Stay home. Connect remotely, Share what you can. Stay well, and offer up your goods to those whose needs are greater than yours. We must care for each other and be kind to each other. We can’t take anything for granted.

We must remember this – “DO give yourself grace. You have been given a big task during an unprecedented time with possibly no training. Any access to learning is significant.”

Social Distancing… Not a Snow Day

March 17, 2020

Saline Area Schools, along with school districts and businesses across Michigan, have taken the unprecedented step of shutting down to prevent/slow the spread of COVID-19. For this effort to be most effective, everyone who possibly can practice social distancing must do their part. In his article “This is Not a Snow Day,” Dr. Asaf Bitton reminds us, “the only strategies that can get us off this concerning trajectory are those that enable us to work together as a community to maintain public health by staying apart.”

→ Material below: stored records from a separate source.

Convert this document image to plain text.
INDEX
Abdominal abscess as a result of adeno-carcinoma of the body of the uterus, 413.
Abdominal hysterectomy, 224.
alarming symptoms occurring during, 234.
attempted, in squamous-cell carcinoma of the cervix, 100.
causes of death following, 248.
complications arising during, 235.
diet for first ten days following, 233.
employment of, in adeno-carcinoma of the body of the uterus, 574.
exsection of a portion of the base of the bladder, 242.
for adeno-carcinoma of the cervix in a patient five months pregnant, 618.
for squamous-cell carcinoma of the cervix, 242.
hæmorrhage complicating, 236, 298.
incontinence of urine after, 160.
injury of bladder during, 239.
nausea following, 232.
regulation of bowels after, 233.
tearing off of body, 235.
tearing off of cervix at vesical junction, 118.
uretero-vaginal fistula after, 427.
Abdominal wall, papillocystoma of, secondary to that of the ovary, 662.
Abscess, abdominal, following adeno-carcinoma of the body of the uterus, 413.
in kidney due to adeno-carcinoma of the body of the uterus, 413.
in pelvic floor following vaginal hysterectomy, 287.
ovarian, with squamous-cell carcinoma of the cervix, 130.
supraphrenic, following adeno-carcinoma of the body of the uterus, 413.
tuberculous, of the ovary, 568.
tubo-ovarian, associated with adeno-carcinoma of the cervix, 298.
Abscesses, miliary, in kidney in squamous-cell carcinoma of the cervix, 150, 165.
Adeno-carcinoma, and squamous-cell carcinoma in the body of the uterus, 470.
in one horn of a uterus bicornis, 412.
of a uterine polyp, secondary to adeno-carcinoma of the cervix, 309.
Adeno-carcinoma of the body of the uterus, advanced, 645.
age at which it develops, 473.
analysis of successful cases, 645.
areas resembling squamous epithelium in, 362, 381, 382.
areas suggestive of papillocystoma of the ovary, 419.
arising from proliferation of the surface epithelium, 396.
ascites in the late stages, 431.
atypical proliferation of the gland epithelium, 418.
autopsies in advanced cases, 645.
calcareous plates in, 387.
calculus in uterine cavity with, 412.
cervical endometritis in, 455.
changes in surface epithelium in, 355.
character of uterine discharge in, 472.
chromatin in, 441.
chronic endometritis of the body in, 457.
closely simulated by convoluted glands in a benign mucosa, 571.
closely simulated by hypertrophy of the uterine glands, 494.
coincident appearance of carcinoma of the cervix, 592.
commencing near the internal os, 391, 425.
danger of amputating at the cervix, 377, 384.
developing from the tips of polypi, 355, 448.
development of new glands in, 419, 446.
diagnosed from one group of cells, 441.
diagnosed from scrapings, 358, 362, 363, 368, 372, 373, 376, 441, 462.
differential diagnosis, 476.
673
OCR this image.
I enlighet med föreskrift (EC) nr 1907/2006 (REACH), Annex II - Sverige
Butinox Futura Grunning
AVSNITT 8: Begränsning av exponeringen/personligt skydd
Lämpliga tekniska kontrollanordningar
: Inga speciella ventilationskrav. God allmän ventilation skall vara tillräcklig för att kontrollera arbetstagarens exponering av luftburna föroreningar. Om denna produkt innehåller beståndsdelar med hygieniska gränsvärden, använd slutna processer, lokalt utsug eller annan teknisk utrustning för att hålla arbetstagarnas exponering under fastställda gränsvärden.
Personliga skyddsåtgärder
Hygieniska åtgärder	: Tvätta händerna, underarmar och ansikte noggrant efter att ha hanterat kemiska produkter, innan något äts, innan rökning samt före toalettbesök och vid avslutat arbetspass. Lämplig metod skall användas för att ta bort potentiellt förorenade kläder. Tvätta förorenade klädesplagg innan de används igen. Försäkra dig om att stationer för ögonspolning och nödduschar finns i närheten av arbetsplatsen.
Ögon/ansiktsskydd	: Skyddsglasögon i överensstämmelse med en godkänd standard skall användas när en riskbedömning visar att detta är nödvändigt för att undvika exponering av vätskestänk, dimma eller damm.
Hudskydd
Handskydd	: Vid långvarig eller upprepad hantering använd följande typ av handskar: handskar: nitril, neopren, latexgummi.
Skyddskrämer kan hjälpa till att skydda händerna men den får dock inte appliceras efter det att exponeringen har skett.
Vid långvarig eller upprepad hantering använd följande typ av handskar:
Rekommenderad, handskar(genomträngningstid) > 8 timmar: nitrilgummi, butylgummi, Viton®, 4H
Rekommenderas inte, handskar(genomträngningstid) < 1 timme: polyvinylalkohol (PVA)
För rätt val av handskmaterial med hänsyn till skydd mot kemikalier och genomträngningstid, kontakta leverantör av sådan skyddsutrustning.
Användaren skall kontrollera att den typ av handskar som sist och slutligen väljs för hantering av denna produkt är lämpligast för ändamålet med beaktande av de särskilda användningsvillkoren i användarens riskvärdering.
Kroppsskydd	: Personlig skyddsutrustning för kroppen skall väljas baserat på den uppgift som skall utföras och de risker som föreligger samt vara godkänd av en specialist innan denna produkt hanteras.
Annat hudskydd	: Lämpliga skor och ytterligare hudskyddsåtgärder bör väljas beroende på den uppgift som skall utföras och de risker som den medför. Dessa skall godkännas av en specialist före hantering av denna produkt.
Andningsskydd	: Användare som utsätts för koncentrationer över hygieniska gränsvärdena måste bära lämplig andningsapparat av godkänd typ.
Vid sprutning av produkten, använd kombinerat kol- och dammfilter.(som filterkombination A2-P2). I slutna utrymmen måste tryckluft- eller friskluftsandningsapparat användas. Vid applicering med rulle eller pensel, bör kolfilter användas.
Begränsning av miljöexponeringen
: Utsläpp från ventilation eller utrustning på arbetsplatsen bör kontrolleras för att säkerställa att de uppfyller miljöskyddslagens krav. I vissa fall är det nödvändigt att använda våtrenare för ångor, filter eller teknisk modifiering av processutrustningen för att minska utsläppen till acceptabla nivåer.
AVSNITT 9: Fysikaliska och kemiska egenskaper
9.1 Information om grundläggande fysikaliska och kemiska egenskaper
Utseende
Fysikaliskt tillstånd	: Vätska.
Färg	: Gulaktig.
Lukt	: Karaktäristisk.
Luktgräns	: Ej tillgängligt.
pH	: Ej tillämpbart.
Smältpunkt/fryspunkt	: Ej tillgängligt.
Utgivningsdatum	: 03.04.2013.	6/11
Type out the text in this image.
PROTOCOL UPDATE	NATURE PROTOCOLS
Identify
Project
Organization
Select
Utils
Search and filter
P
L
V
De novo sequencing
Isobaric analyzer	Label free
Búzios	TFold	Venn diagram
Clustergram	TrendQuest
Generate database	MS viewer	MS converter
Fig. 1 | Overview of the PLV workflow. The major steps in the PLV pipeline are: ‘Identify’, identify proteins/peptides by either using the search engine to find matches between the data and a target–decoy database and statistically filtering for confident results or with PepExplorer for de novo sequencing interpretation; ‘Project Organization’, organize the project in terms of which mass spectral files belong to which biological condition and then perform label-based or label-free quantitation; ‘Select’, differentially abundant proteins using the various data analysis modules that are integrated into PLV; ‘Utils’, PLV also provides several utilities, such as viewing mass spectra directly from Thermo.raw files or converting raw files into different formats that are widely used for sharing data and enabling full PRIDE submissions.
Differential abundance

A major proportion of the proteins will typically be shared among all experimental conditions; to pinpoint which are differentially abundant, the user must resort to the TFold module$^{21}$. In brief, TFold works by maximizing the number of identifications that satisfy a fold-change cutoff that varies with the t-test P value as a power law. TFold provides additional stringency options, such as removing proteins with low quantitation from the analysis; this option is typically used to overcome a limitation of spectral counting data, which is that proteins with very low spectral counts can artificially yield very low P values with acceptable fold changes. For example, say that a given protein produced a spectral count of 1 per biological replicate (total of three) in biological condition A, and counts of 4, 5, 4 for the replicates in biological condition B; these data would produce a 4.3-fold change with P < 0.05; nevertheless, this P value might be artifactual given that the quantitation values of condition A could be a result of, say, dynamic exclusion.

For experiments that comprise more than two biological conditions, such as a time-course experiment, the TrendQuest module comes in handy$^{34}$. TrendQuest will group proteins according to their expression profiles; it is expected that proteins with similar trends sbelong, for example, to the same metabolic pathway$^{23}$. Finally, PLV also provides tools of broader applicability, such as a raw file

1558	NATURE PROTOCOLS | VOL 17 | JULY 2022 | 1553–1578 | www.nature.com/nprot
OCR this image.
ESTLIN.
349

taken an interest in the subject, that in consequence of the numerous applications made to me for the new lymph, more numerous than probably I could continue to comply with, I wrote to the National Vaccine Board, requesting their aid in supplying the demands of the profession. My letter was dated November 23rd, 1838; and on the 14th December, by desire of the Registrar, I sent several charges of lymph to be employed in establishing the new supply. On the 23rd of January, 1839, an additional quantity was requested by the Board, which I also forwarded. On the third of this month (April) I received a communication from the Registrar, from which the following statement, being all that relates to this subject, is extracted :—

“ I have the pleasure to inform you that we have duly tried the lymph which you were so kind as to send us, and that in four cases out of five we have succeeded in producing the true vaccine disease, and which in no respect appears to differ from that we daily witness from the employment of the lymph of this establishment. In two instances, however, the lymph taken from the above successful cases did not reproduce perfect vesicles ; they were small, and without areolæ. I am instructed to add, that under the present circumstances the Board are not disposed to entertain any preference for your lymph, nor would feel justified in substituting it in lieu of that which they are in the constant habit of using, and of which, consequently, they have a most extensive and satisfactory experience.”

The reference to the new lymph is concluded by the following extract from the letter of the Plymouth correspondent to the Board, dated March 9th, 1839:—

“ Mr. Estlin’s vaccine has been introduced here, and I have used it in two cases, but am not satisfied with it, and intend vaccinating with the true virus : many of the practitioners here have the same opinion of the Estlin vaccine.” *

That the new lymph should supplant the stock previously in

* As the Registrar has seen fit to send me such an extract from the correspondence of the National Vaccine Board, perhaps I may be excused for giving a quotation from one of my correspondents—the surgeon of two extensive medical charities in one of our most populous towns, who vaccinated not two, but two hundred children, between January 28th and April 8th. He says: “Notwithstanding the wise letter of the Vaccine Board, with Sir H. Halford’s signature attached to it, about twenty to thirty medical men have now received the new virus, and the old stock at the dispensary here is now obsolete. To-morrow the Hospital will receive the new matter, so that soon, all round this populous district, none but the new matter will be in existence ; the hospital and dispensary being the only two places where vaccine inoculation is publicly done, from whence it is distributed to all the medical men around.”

If we all comply as a community, we have a fighting chance to slow the spread of COVID-19 and prevent our health system from becoming overwhelmed.

For additional  information – check out the Washtenaw County Health Department.

If you are wondering what you can do to help, I encourage you to support Saline Area Social Services with food, funds, or your time. To donate – click here.

Confirmed COVID-19 Cases by County

March 16, 2020

Here is an infographic to keep up to date with confirmed COVID-19 cases in Michigan. Many of you know I enjoy the Upper Peninsula – this is just one more reason! #PureMichigan

Click here for interactive map of Michigan.

Urgent Optimism

March 13, 2020

These are challenging times. I want to assure the Saline Area Schools community, we will get through this time of uncertainty together, and things will return to normal. I realize and empathize with families, staff, and community members that are facing various types of challenges during this time. Challenging decisions made for the greater good sometimes have undesirable outcomes, yet I believe that we will overcome and get stronger. There are no simple solutions, no easy way to move forward, and no quick answers given the challenges we face today. 

On August 21, 2019, Saline Schools held its annual “welcome back” ceremony in the Saline High School Performing Arts Center. I shared a phrase that I use daily to guide my actions and decisions – “Urgent Optimism.” Jane McGonigal (contemporary American designer) defines urgent optimism for us: “Urgent Optimism is the desire to act immediately to tackle an obstacle, combined with the belief that we have a reasonable hope of success.” I embrace that definition. In the simplest of terms, this mindset is the belief that tomorrow will be a better day – regardless of the obstacles we face today. 

I strive to look at the big picture and welcome the opportunities that lie ahead, even when those opportunities appear to be roadblocks. With patience, positivity, and discipline, each barricade becomes navigatable.

I remain confident and optimistic that as a school district and a community, we can find a way forward and that tomorrow will be a better day. 

“When I was a boy, and I would see scary things in the news, my mother would say to me, “Look for the helpers. You will always find people who are helping.” ― Fred Rogers. Saline is a community of helpers. With urgent optimism, join those who help, seek positive solutions, and build each other up. I live each day grateful for the firm, supportive community that is Saline. Be well.